Bulan Madu Partai-Rakyat
detak.co.id - SEKETIKA, SUDAH menjadi rahasia umum, kehadiran partai politik benar-benar terasa hanya pada saat-saat mendekati pemilu. Pada masa-masa itu partai politik menjadi begitu populer di kalangan masyarakat. Sehingga mereka tampil seolah-olah ingin menjadi juruselamat bagi masyarakat yang tertindas.
Begitu pemilu selesai, bulan madu partai politik-rakyat pun usai. Partai politik menarik diri, lalu sibuk menyuarakan kepentingan intern partai atau kelompok elit partai. Partai tiba-tiba menjadi asing lantaran aktivitas dan isu-isu politiknya tidak menyentuh kepentingan masyarakat.
Isu ini menjadi bahan diskusi mingguan bersama Ghozali, pujangga, Badrizah, pendiri LSM Bintang Kejora, pengamat politik Eddy Mangkurat, Buchori, Sigit, Surono, Caplin, Kewenk King Dog-dog, dan Hendrijanti.
"Partai menjadi lupa akan fungsi yang sebenarnya. Fungsi pendidikan politik yang dilakukan partai belum menunjukkan hasil yang signifikan bagi peningkatan kesadaran politik masyarakat," jelas Kewenk.
"Justru partai menuai kritik. Karena partai cenderung mengutamakan kepentingan kekuasaan atau kepentingan para elit partai ketimbang kepentingan untuk memajukan masyarakat, bangsa dan negara."
Ironisnya, pendidikan politik yang kerap dikumandang para elit partai hanya sebuah slogan tak bermakna. Kondisi ini menuntut setiap partai untuk mengoreksi sejauhmana orientasi dan implementasi visi dan misi partai secara konsisten dan terus-menerus.
Ghozali mengamini pendapat Kewenk. Hal ini menarik untuk mengkaji masalah peran partai dalam pendidikan politik masyarakat. Sehingga platform partai harus jelas menyentuh masyarakat. Dan, masyarakat memiliki pengetahuan yang menyeluruh tentang kehidupan politik yang sehat dan demokratis.

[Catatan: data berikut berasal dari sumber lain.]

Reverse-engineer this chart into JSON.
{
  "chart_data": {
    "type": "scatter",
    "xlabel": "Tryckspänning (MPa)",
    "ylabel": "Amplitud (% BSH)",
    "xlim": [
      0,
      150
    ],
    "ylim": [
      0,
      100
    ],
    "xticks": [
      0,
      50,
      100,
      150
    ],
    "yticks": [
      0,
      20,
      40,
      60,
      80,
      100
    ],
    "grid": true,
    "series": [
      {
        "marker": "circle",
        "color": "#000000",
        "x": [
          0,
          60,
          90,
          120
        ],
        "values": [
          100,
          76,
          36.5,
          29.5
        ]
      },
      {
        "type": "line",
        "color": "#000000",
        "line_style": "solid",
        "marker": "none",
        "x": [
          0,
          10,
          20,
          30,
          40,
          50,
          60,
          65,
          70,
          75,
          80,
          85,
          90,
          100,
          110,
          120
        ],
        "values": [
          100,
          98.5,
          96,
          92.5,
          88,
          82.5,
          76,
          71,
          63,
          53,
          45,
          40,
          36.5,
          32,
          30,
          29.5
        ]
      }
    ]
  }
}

Caplin sontak menimpali pandangan Ghozali. Yang pasti, seyogianya partai harus menampilkan diri sebagai agen pencerahan. Partai wajib mengemban peran dan fungsinya, dijalankan secara konsisten. Dengan demikian, akan membawa perubahan pada peningkatan kesadaran politik masyarakat.
"Itulah hakikat kiprah. Namun, kenyataannya partai hanya mementingkan dirinya sendiri. Artinya, partai hanya memberikan pendidikan politik kepada kader-kadernya tanpa mempedulikan fungsi yang sebenarnya, yaitu memberikan pencerahan politik terhadap masyarakat.
"Kerap kali kegembiraan sementara itu lekas lenyap," tambahnya.
"kita membutuhkan pendidikan yang benar. Yang perlu diusahakan sekarang adalah pendidikan!"
Penggalan perdebatan itu membuatku teringat kembali kepada Anton. Sama tapi tidak serupa. Kira-kira demikian pandangan dan pemikiran yang berkembang di diskusi mingguan ini dengan celoteh Anton di Warung Indo Mie Kang Kosasih, beberapa tahun lalu.
Ketika itu, Anton juga menyinggung bahwa partai gagal memberikan pendidikan politik nilai dan membumikan demokrasi substansial. Pendidikan politik yang diberikan justru kian meneguhkan anggapan bahwa politik itu kotor dengan manuver dan affair politik yang selama ini dilakukan politisi partai.
"Pendidikan politik yang diberikan partai tak lebih dari pembodohan masyarakat yang mengatasnamakan rakyat, bangsa, negara. Dus, demokrasi hanya untuk melegitimasi langkah politis mereka dalam meraih kekuasaan pemerintahan," kataku menyitir pendapat Anton.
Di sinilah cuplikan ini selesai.